A youthful woman helps an older adult woman walk up a flight of stairs.
Living with a parent can be a big change. Learn how to make the best of and enjoy your new living arrangement. Photo Credit: iStock.com/PIKSEL

There are several benefits to intergenerational households, and if you are looking into this type of arrangement, this article can serve as your guide. 

What is multi-generational living? It means that there are multiple generations living in one household. In this context, it’s generally referring to an older adult moving in with their adult child and vice versa. 

Caring for a loved one when they want to age in place is a rewarding feeling; however, many challenges and barriers can come up. Living with the person can add a different dynamic to your relationship. Here are some tips to help you adjust and enjoy this transition. 

Define your role as a person and relative

In this step, you’ll discuss with your loved one and other family members what your role is. When living with someone and helping them with specific tasks, it’s important first to share your role as a relative. 

You are a person first, and your role as a caregiver comes secondary. For example, let’s say your loved one does their laundry independently, and you do your own. If you think your loved one needs your help, ask first rather than assume. 

Defining roles in the home helps everyone set firm boundaries while ensuring that your loved one understands your role in their life. 

Define your role as a caregiver

When living with a parent, it’s essential to not only define your limits but to share those with your loved one and other people involved. 

You may find it helpful to draw up a caregiver agreement with an attorney to help codify and ensure that you and all involved parties know what you will and won’t do. 

Your other family members may not play as active of a role in the life of your loved one, but that doesn’t mean they should take advantage of the help you’re providing, either.

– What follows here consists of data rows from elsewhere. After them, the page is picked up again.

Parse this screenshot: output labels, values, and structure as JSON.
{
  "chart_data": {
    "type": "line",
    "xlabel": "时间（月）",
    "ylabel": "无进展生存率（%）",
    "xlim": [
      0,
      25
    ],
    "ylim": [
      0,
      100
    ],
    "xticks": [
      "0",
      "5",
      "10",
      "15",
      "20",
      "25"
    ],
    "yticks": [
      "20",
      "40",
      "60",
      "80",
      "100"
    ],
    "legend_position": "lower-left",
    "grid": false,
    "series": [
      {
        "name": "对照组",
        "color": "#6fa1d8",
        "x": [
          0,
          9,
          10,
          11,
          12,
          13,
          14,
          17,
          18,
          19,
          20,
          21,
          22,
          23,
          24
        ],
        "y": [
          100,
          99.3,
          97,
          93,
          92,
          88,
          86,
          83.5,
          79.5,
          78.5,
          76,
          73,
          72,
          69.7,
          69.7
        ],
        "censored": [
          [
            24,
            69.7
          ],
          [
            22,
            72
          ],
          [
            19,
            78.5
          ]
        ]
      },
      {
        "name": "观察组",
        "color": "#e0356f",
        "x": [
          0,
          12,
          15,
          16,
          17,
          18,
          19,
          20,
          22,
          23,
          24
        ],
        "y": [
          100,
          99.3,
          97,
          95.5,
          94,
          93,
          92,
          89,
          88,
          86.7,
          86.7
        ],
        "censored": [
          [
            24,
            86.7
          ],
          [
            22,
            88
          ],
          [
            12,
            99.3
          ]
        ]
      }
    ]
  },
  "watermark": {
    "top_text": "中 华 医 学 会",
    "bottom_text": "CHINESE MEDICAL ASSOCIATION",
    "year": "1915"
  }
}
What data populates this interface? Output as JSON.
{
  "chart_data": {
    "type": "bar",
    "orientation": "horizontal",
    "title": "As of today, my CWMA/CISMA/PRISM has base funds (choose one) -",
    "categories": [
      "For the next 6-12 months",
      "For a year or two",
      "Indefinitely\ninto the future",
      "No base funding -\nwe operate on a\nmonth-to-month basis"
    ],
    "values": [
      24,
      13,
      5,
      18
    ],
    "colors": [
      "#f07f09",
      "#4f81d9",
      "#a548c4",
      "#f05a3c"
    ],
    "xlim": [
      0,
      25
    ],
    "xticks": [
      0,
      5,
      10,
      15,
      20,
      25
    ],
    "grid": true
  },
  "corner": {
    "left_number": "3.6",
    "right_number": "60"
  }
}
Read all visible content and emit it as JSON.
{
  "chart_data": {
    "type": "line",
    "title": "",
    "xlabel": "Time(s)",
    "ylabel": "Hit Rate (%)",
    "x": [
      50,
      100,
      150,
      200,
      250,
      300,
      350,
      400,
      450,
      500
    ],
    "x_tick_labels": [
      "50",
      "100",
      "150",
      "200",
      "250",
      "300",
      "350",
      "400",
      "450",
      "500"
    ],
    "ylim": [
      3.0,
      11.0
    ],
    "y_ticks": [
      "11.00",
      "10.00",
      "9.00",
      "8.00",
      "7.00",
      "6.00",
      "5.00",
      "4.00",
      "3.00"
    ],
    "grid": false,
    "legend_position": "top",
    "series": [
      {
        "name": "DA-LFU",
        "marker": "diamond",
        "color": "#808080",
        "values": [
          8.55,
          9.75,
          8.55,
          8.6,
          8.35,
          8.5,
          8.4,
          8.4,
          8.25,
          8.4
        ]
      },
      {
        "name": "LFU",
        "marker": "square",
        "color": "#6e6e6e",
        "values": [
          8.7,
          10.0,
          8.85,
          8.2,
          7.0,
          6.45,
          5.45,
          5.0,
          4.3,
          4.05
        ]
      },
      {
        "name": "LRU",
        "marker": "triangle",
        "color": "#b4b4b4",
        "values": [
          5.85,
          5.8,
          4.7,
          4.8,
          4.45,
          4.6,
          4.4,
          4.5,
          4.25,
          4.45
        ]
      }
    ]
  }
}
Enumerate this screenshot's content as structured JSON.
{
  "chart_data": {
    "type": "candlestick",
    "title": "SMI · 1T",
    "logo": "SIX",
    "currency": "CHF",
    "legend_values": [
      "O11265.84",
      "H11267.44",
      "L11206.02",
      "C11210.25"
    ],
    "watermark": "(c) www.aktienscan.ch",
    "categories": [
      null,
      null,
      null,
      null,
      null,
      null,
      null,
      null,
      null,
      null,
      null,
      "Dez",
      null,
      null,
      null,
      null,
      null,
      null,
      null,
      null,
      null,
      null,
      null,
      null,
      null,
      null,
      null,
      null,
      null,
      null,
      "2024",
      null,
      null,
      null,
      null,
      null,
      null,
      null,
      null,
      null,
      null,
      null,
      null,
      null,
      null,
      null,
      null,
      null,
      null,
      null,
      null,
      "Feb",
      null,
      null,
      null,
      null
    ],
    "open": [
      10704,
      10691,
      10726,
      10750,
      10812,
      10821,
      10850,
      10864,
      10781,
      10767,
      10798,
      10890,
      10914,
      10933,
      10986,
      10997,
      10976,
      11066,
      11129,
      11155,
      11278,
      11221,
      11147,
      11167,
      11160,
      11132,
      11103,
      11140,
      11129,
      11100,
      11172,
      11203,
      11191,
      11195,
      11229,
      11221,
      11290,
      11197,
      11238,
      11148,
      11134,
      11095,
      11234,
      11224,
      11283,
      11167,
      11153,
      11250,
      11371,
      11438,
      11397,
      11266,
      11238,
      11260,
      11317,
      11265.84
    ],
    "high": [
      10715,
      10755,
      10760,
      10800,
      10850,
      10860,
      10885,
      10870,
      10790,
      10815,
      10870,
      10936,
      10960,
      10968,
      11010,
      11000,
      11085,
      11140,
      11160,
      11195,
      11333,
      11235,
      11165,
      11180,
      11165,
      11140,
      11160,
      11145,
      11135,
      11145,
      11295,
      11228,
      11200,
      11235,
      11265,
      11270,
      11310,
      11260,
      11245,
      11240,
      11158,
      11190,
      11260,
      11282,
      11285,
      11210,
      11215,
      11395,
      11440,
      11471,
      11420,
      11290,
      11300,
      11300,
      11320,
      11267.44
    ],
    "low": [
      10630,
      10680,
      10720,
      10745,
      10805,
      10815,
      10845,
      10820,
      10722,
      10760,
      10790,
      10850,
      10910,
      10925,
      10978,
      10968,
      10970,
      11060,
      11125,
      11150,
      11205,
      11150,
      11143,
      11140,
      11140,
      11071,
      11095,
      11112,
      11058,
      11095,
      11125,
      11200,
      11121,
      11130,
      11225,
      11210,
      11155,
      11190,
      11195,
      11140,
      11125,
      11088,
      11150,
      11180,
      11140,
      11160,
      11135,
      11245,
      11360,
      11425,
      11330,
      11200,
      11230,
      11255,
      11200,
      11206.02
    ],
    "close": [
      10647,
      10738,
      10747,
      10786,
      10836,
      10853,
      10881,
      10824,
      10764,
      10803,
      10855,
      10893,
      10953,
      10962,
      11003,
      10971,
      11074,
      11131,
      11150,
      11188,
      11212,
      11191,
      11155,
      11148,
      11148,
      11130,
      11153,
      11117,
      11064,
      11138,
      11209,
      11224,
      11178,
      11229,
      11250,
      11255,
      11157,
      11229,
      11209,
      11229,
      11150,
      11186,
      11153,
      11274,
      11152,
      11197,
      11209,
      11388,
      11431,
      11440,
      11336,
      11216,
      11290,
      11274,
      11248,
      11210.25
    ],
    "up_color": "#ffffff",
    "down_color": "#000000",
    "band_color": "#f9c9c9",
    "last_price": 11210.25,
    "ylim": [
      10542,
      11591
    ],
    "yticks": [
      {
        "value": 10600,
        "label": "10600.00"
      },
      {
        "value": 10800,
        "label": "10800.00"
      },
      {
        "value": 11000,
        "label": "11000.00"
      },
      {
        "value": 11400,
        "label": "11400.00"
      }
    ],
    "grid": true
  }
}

For example, you might be comfortable helping your loved one with bathing, dressing, and grooming, but medication injections may be a boundary you can’t cross. There’s no harm or shame in that, but it’s important to outline that at the beginning of your adjustment period for transparency and honesty. 

This step will also help you and the rest of your care team determine if your loved one needs other professional services. Other services could include home care, home health care, a geriatric care manager, fiduciaries, and more. 

Confront past trauma

There is no perfect relationship with one’s parents or people you care for, but it’s important when living with someone that you can find common ground and be civil. 

If your loved one is willing and able to have the conversation, talk to them about your past and how you’ve dealt with and managed the past. If either party harbors resentment or guilt, many exercises and strategies exist to address and resolve conflict. 

If your loved one can’t have this type of conversation with you, talk to someone in your family or a trusted friend about how to move forward. They may be able to share a similar experience or share techniques that may be helpful. 

Whether or not you’ve had an adverse history with your loved one, the next step is vital to help you manage day-to-day conflict. 

Prioritize self-care while living with your parent

Self-care is an important activity that many family caregivers neglect. You might spend significant time caring for someone else, which can pave the way for ignoring your health needs. 

Make sure to build time for yourself within the time you spend caring for your loved one. If you spend 20 hours a week caring for your loved one, allocate 21 hours a week, using one of those hours to attend to yourself. 

Self-care looks different for everyone, but it could include

  • Reading a book.
  • Taking a long walk.
  • Going for a jog or drive.
  • Getting a manicure or pedicure.
  • Taking a nap.
  • Watching a comfort show or movie.

Whatever you do, ensure it is disconnected from your duties with your loved one and doesn’t involve work. 

Define your loved one’s strengths

The common narrative is that aging is full of decline; however, that’s not the case. Decline does happen, but it varies significantly.

Older adults value autonomy and independence. When navigating the nuances of living together, make sure that you talk with your loved one about what they can do. If they can do something, let them do it. 

If there are tasks they have challenges with, let them do what they can and fill in where needed. 

Taking over a task completely may feel frustrating to your loved one. Knowing what they want and how they want things done can set you up for success.

Enjoy multigenerational living

Living with your loved one as they age can be a great way to reconnect or improve your relationship. Taking these steps can help you establish boundaries while respecting your loved one’s autonomy. 

According to Generations United, 79% of survey respondents shared an improved relationship with their loved ones. Multigenerational living also made it possible for people to maintain school or work.

Regardless of the circumstances that brought you to explore multigenerational living, you and your loved one can create ways to help one another, have a positive relationship, and thrive in your own lives.